Sara tinha talento para a pintura
e, desde cedo, a mãe soube aproveitar-se disso. Ela queria ser arquiteta mas a
mãe obrigou-a a ser pintora. Tinha pena da mãe, afinal esta atirava-lhe sempre
à cara que ela era a sua única filha e que tinha trabalhado toda a vida para
ver a filha feliz e numa profissão que lhe agradasse.
Um dia, tinha ido verificar a
caixa de correio e ficou estupefacta ao ver uma carta da sua escola em seu
nome. Decidiu logo abri-la e lê-la. A missiva dava-lhe os parabéns pelas suas
ótimas notas no curso de Artes e oferecia-lhe gratuitamente a estadia numa
escola de renome em Inglaterra para aprofundar os seus conhecimentos, com
direito a um acompanhante. A jovem quase chorou de alegria e foi logo contar a
novidade à sua mãe.
Duas semanas depois as duas
tinham chegado à capital do país inglês. A escola era moderna, os professores
exigentes mas profissionais, enfim, Sara só tinha motivos para estar feliz. No
entanto, embora amasse a pintura, não se sentia completa. Ao mesmo tempo,
quando pensava na mãe, tudo mudava de figura e desistira da ideia de mudar de
profissão.
Dois meses depois, a jovem tinha
voltado para casa, em Portugal, com a mãe. No dia seguinte recebia uma carta da
Galeria de Arte Lisboeta a convidá-la para criar uma exposição sua a ser
colocada neste tão nobre espaço, lado a lado com figuras incontornáveis, tais
como Paula Rego ou Vieira da Silva.
A hora havia sido chegada. Seria
nesta exposição que homenagearia o irmão. Estava decidido. Para isso, primeiro
pediu à mãe para ir visitar o quarto do irmão, onde se inspiraria. A mãe
primeiro proibi-a, mas depois, pensando no dinheiro que poderia ganhar com o
lucro da venda dos quadros, lá a deixou ir.

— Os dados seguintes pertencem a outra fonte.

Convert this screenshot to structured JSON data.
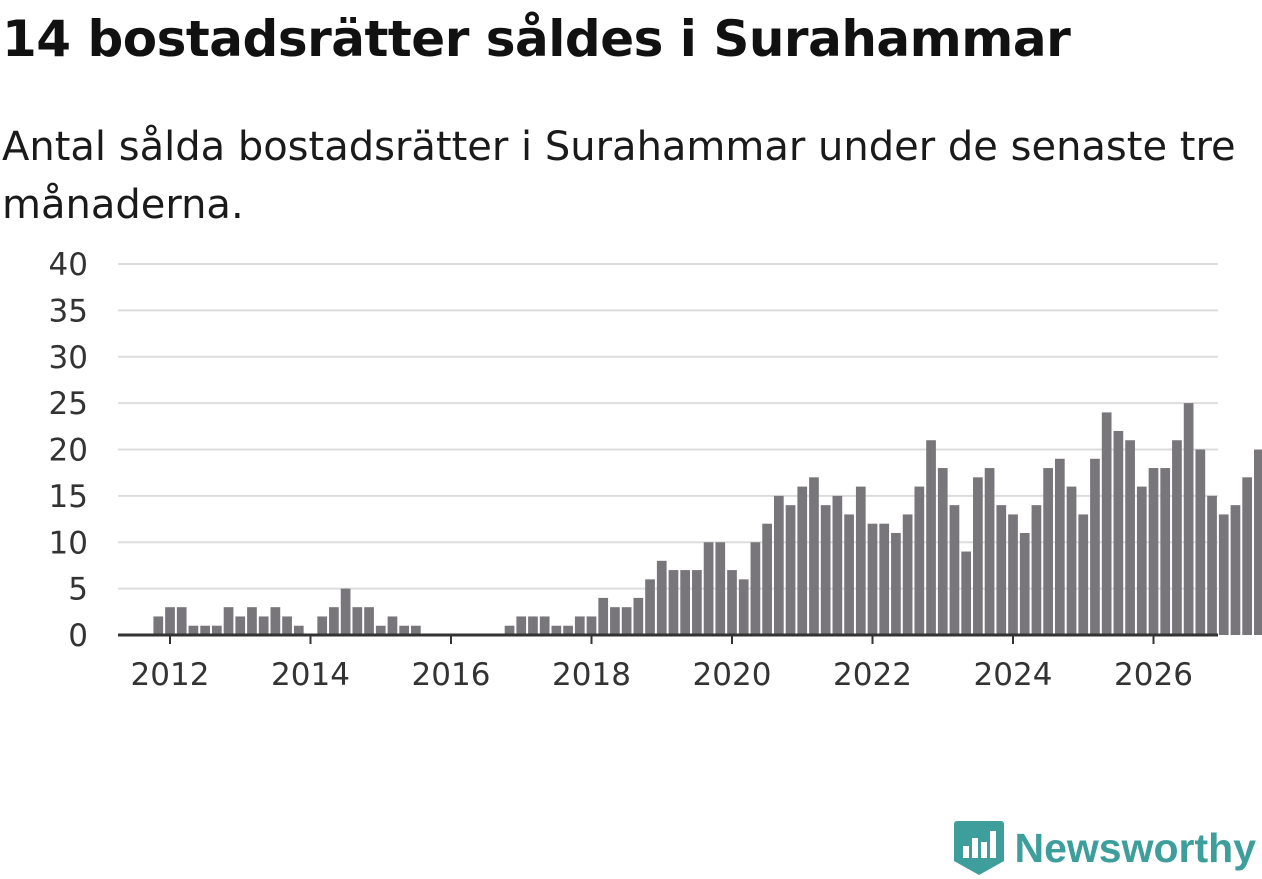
{
  "title": "14 bostadsrätter såldes i Surahammar",
  "subtitle": "Antal sålda bostadsrätter i Surahammar under de senaste tre månaderna.",
  "brand": {
    "name": "Newsworthy",
    "logo_icon": "bar-chart-badge-icon"
  },
  "colors": {
    "bar": "#78767a",
    "highlight": "#1f9e98",
    "grid": "#dddddd",
    "axis": "#333333",
    "brand": "#3d9e9b"
  },
  "chart_data": {
    "type": "bar",
    "title": "14 bostadsrätter såldes i Surahammar",
    "xlabel": "",
    "ylabel": "",
    "ylim": [
      0,
      40
    ],
    "yticks": [
      0,
      5,
      10,
      15,
      20,
      25,
      30,
      35,
      40
    ],
    "xticks": [
      "2012",
      "2014",
      "2016",
      "2018",
      "2020",
      "2022",
      "2024",
      "2026"
    ],
    "start": "2011-03",
    "frequency": "monthly",
    "values": [
      0,
      0,
      0,
      0,
      0,
      0,
      0,
      0,
      0,
      2,
      3,
      3,
      1,
      1,
      1,
      3,
      2,
      3,
      2,
      3,
      2,
      1,
      0,
      2,
      3,
      5,
      3,
      3,
      1,
      2,
      1,
      1,
      0,
      0,
      0,
      0,
      0,
      0,
      0,
      1,
      2,
      2,
      2,
      1,
      1,
      2,
      2,
      4,
      3,
      3,
      4,
      6,
      8,
      7,
      7,
      7,
      10,
      10,
      7,
      6,
      10,
      12,
      15,
      14,
      16,
      17,
      14,
      15,
      13,
      16,
      12,
      12,
      11,
      13,
      16,
      21,
      18,
      14,
      9,
      17,
      18,
      14,
      13,
      11,
      14,
      18,
      19,
      16,
      13,
      19,
      24,
      22,
      21,
      16,
      18,
      18,
      21,
      25,
      20,
      15,
      13,
      14,
      17,
      20,
      21,
      19,
      13,
      16,
      16,
      19,
      13,
      12,
      15,
      15,
      17,
      11,
      11,
      12,
      15,
      17,
      19,
      18,
      17,
      19,
      25,
      32,
      27,
      20,
      20,
      24,
      24,
      22,
      19,
      20,
      24,
      20,
      19,
      13,
      13,
      17,
      22,
      23,
      17,
      13,
      12,
      15,
      13,
      16,
      14,
      14,
      15,
      14,
      15,
      8,
      5,
      6,
      12,
      16,
      18,
      15,
      14,
      17,
      15,
      19,
      16,
      17,
      14,
      11,
      15,
      19,
      23,
      24,
      23,
      25,
      20,
      20,
      17,
      16,
      14,
      13,
      13,
      14
    ],
    "highlight_last": true,
    "annotation": {
      "label": "14",
      "value": 14
    }
  }
}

Depois de três semanas de árduo trabalho,
a jovem tinha há sua frente doze quadros retratando todos os momentos felizes
da curta vida do seu irmão. Depois disto, saiu de casa e foi à Galeria avaliar
o espaço onde poderia colocar as peças e saber pormenores da exposição.
A mãe, curiosíssima para ver o
resultado final, ganhou coragem e decidiu entrar no quarto. Ficou chocada!
Tinha que dar os parabéns à filha: bastava olhar para qualquer lado que lhe
vinha logo à mente uma memória feliz do filho. Mas logo depois a raiva
tomou-lhe conta do coração: lembrou-se da morte do filho, da dor que ainda
tinha no peito mas, sobretudo lembrou-se que a filha era a culpada por todo o
inferno que viveu após a ida do seu primogénito.
Pegou nos quadros todos e
levou-os para o quintal. Aí deitou-lhos gasolina por cima e largou um palito em
cima. O fogo estava alto. Gritou aos quatro ventos como uma louca, amaldiçoando
a filha, acusando-a da morte do irmão. Logo depois, pegou numa caixa, colocou
lá dentro todas as cinzas dos quadros, e foi pô-la no quarto de Gonçalo.
Não contente com isto, escreveu
uma carta dizendo que a filha tinha vinte e quatro horas para sair de casa e
que nunca mais a queria ver na frente.
À noite, quando Sara chegou a
casa ficou chocada com o ocorrido. A carta era bem clara. Pegou numa mochila onde
colocou roupa e objetos indispensáveis juntamente com a tela de pintura e todos
os guaches e pincéis que tinha.
Era noite cerrada e as lágrimas
caíam-lhe pela cara abaixo. Dirigiu-se para o rio em frente à sua casa. Neste
rio brincara dias a fio com o seu irmão, durante a pequena infância feliz que
teve. Abriu o cavalete e começou a pintar a cara do irmão. Misturou todas as
cores mas, mesmo assim, a face do irmão estava resplandecente no quadro. Quando
todos os guaches tinham terminado, usou as lágrimas para pintar.
Sentara-se a falar com o irmão e
a admirar a sua obra-prima. Tinha saudades dele e a culpa acentuara-se como
nunca. Dirigiu-se ao rio e atirou-se de mergulho. A respiração cessou
imediatamente, para sempre. Partia agora atrás do único amor da sua vida.